В лирике младоакмеистов Китай представляет собой
запредельно далёкое пространство, экзотическое и недостижимое. В своей
недостижимости оно ассоциируется с внеземным миром. В варианте стихотворения
Г.В. Иванова настойчиво повторяются мотивы невстречи и осени, а осень имеет
символическое значение ожидания смерти («Глядит печаль огромными глазам…»): «Но
в этот час, когда со всех сторон / Осенние листы шуршат так нежно / И встреча с
вами дальше, чем Китай, / О грусть влюблённая, не улетай!» [2, с. 603]. Мотив
смерти у И.В. Одоевцевой задаётся темой вдовства: «Я поэт и вдова поэта. / Это
очень важно. За это / Мне, наверно, простятся грехи, / И за то, что пишу я
стихи, / Те, что сводят людей с ума, / Как с ума я схожу сама…» [1].

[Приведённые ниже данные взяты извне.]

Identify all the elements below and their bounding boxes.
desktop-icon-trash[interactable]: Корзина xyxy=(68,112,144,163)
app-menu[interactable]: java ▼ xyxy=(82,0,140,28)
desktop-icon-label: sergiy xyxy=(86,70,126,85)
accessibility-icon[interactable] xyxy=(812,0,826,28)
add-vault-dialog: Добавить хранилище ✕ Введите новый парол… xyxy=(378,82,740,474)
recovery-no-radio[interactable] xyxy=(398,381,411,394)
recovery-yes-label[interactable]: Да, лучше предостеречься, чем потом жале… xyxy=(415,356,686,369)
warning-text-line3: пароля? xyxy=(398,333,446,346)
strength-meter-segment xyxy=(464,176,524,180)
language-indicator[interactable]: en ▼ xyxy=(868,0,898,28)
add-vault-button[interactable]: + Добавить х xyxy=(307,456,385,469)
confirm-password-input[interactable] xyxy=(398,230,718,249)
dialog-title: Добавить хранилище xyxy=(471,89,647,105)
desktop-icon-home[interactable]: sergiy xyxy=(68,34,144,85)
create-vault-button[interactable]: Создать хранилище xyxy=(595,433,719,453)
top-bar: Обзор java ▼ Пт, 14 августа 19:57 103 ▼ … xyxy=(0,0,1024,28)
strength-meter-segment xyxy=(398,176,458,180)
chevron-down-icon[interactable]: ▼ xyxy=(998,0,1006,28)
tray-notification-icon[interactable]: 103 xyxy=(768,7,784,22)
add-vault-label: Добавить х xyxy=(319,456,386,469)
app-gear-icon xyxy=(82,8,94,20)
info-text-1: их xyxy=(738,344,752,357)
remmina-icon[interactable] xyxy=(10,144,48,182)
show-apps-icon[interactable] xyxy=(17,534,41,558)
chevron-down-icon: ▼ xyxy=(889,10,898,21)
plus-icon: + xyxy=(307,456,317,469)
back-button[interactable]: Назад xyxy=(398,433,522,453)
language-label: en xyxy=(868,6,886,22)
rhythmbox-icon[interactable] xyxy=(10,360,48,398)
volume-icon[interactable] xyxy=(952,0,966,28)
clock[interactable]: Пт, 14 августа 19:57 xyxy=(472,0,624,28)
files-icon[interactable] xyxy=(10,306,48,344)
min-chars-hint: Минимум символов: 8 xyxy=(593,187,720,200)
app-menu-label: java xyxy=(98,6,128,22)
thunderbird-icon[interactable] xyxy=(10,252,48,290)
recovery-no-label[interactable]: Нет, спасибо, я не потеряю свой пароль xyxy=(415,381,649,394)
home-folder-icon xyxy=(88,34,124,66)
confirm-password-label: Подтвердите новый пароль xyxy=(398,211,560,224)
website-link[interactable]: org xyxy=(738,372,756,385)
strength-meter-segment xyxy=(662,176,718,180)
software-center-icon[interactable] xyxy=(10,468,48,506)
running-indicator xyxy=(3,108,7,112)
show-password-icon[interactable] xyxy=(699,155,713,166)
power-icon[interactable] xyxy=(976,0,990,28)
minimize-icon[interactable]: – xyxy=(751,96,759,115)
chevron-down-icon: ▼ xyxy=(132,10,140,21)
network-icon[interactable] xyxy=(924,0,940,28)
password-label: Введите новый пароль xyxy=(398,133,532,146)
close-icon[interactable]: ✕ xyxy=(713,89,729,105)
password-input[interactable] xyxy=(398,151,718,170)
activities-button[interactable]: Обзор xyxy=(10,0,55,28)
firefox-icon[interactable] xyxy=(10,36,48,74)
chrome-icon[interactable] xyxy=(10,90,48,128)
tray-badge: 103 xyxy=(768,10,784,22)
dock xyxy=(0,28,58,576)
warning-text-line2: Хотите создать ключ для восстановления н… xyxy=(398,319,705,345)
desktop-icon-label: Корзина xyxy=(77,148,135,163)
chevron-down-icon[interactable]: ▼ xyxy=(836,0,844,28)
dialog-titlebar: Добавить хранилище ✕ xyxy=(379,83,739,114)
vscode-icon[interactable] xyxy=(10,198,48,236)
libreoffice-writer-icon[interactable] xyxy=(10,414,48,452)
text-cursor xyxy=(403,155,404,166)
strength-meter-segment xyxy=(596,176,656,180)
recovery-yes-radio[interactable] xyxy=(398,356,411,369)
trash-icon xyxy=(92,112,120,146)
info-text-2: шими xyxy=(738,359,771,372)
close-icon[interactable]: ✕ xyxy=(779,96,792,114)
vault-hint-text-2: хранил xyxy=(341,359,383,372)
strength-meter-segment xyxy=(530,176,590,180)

Итак, Китай И.В. Одоевцевой - это недостижимо
далёкое пространство, ассоциирующееся со смертью, загробным миром, раем и
Россией. «Поэт и вдова поэта» вступает в диалог с Г.В. Ивановым, используя
эмблему и реминисценции из его творчества. Опосредованное постижение Китая и
продолжение литературной традиции позволяют поэтессе утолить акмеистическую
«тоску по мировой культуре» [3, с. 725].
Литература
1. Одоевцева И.В.
Стихотворения. - М: Эллис Лак, 2008. - URL: http://fb2-books.org/read/44348-sobranie_stikhotvorenij.html (дата обращения -
05.01.2015).
2. Иванов Г.В. Собрание
сочинений. В 3-х т. Т. 1. Стихотворения. - М.: «Согласие», 1993. – 656 с.
3. Мандельштам
О.Э. Полное собрание сочинений и писем. В трёх томах. Том второй. Проза. М.:
Пресс-Плеяда. 2010. – 760 с.
4. Тресиддер
Дж. Словарь символов / Пер. с англ. С. Палько. - М.: ФАИР-ПРЕСС, 1999. – 448 с.
5. Топал К. Символика цвета
в культуре Китая // Антропологические исследования в Молдове – 2004. Материалы I
международной конференции. - Кишинёв:
Высшая антропологическая школа, 2005. - С. 127-135.